# Avet Mag conversion?



## AL_N_VB (Apr 3, 2002)

Drooling over the Avet 5.1 SX.Any1 know if there is a Mag conversion kit on the market for this gem of a reel?


----------



## Connman (Apr 14, 2001)

I am not aware of a commercial kit but Bill H. could probably do a knobby conversion . He does them on other reels too .
I believe I am done fishing after this weekend . Water was 44deg looked perfect saw some bait life but no sight of any stripers . Will now get a chance to cast my Avet , I did a simple fixed magnet conversion , i will post some numbers when i test it.


----------



## AL_N_VB (Apr 3, 2002)

Thanxs connman-I think it'll cast ok with out the Mag kit.Just gonna have to get it spooled a couple of times,till I find that sweet spot.


----------



## demonfish (Mar 31, 2002)

i just was down at the new oceans east tackle shop and looked at that Avet SX. a very sweet looking reel. its all cast and so balanced that right out of the box it will sit and spin in free spool for 1 1/2 min. but, its a lever drag with a huge crank. non level wind and it looks about the size of a 5500 abu, silver and very nice looking. with some modifications this reel could possibly have something. any thoughts. these Avets seem to be popping up all over the place.


----------



## BentHook (Dec 22, 2002)

This past fall a bunch of us got to throw the SX here in N.Fla.

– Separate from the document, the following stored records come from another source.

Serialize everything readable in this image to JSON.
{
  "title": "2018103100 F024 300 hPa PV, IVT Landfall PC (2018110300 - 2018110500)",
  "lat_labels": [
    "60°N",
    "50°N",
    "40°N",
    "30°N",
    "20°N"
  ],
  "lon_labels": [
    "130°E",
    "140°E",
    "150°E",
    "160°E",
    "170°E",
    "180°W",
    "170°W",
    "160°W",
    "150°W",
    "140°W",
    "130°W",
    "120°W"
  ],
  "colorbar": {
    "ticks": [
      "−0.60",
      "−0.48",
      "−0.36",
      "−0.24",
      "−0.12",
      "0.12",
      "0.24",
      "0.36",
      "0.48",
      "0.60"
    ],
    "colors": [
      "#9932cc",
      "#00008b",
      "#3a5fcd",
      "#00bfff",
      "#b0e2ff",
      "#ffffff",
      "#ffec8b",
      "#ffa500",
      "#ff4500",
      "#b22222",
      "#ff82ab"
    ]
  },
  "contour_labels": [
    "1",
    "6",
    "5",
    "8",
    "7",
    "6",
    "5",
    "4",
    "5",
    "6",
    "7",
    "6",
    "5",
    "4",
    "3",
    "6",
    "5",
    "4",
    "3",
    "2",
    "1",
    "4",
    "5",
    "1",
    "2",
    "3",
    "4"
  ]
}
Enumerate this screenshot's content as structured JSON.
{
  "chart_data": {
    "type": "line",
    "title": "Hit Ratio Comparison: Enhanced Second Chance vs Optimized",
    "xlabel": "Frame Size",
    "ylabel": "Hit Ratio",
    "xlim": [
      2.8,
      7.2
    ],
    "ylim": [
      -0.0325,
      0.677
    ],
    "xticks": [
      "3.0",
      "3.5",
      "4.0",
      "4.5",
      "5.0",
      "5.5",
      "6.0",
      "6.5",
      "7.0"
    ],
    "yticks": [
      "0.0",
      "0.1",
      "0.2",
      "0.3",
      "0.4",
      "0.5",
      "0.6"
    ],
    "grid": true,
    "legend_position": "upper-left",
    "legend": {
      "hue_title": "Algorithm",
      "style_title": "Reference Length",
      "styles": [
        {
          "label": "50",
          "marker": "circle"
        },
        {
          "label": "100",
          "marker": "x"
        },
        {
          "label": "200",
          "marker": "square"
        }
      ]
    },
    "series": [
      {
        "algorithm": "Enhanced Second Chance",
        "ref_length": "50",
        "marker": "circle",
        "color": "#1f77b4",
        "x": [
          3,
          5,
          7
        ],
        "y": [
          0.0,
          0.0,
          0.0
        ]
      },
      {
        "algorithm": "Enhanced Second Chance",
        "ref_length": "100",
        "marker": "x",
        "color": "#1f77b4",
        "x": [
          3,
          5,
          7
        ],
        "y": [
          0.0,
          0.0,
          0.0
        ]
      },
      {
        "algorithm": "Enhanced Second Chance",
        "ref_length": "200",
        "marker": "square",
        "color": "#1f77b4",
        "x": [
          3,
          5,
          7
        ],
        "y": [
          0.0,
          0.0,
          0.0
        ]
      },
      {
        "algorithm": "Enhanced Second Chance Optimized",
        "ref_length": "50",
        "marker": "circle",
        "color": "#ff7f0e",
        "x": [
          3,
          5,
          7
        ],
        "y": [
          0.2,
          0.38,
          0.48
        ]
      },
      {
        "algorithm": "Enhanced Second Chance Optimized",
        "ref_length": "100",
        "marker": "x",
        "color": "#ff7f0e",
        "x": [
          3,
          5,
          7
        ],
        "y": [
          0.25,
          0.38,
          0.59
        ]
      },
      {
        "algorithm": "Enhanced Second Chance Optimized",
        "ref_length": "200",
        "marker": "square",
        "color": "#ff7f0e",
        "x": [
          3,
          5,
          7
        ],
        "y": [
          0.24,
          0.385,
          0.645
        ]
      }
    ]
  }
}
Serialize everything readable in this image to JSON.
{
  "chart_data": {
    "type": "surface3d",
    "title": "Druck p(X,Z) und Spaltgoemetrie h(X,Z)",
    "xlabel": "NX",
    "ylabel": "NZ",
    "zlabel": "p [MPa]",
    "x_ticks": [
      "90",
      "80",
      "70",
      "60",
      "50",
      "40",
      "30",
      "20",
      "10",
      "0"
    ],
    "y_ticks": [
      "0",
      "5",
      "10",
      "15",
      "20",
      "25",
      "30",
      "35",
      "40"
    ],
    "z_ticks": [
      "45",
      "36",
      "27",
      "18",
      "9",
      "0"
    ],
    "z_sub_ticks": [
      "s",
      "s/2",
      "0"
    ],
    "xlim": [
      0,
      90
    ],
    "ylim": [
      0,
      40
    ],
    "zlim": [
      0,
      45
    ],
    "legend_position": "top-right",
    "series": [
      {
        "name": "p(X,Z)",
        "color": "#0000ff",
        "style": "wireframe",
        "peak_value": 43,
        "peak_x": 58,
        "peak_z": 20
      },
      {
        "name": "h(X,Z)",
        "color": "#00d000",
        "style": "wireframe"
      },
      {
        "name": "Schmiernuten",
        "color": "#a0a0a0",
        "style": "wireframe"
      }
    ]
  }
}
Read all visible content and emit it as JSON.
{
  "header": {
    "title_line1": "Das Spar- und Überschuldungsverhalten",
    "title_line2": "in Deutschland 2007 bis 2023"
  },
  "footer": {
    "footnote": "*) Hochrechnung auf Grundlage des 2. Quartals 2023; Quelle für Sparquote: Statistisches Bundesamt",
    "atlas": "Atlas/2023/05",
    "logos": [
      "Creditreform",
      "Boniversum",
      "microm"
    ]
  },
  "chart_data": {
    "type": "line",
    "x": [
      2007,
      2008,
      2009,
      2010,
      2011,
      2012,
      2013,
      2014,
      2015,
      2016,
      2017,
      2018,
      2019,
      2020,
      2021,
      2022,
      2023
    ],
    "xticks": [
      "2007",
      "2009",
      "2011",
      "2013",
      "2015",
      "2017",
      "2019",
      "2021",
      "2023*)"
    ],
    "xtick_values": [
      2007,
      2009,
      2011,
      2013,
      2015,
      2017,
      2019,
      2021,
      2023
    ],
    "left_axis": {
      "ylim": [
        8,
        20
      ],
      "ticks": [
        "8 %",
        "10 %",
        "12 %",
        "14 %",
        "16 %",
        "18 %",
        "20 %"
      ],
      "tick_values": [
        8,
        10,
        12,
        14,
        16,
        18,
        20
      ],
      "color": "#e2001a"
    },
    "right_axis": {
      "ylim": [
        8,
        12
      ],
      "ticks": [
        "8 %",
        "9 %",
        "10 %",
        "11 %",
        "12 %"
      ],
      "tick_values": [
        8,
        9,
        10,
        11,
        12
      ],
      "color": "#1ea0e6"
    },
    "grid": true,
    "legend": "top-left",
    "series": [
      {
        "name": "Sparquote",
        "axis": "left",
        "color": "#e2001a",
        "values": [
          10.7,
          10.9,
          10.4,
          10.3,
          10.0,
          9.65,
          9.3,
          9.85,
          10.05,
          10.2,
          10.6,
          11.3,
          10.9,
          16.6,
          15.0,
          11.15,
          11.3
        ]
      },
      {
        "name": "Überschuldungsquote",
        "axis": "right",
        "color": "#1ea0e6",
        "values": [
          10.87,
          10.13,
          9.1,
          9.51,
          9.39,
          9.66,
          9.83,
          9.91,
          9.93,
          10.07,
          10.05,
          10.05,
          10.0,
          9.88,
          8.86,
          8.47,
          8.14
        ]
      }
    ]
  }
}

Earl Brinn had a mag installed and it was a sweet casting reel.We were throwing over water so distance is unknown. The only complaint was a few guys were bumping the bait clicker on either during the cast or retrieve.
The 2004 Avet SX has been improved so try and get the new model.
Avet has upgraded their styling for 2004 with an early release of an updated SX. The new reels are rounder, their sideplates are slightly rounded, like their big brother the EX. They've also upgraded the handle on the SX reels. Now they come with the torpedo style knob. This has been an added cost option since the reel's introduction.


----------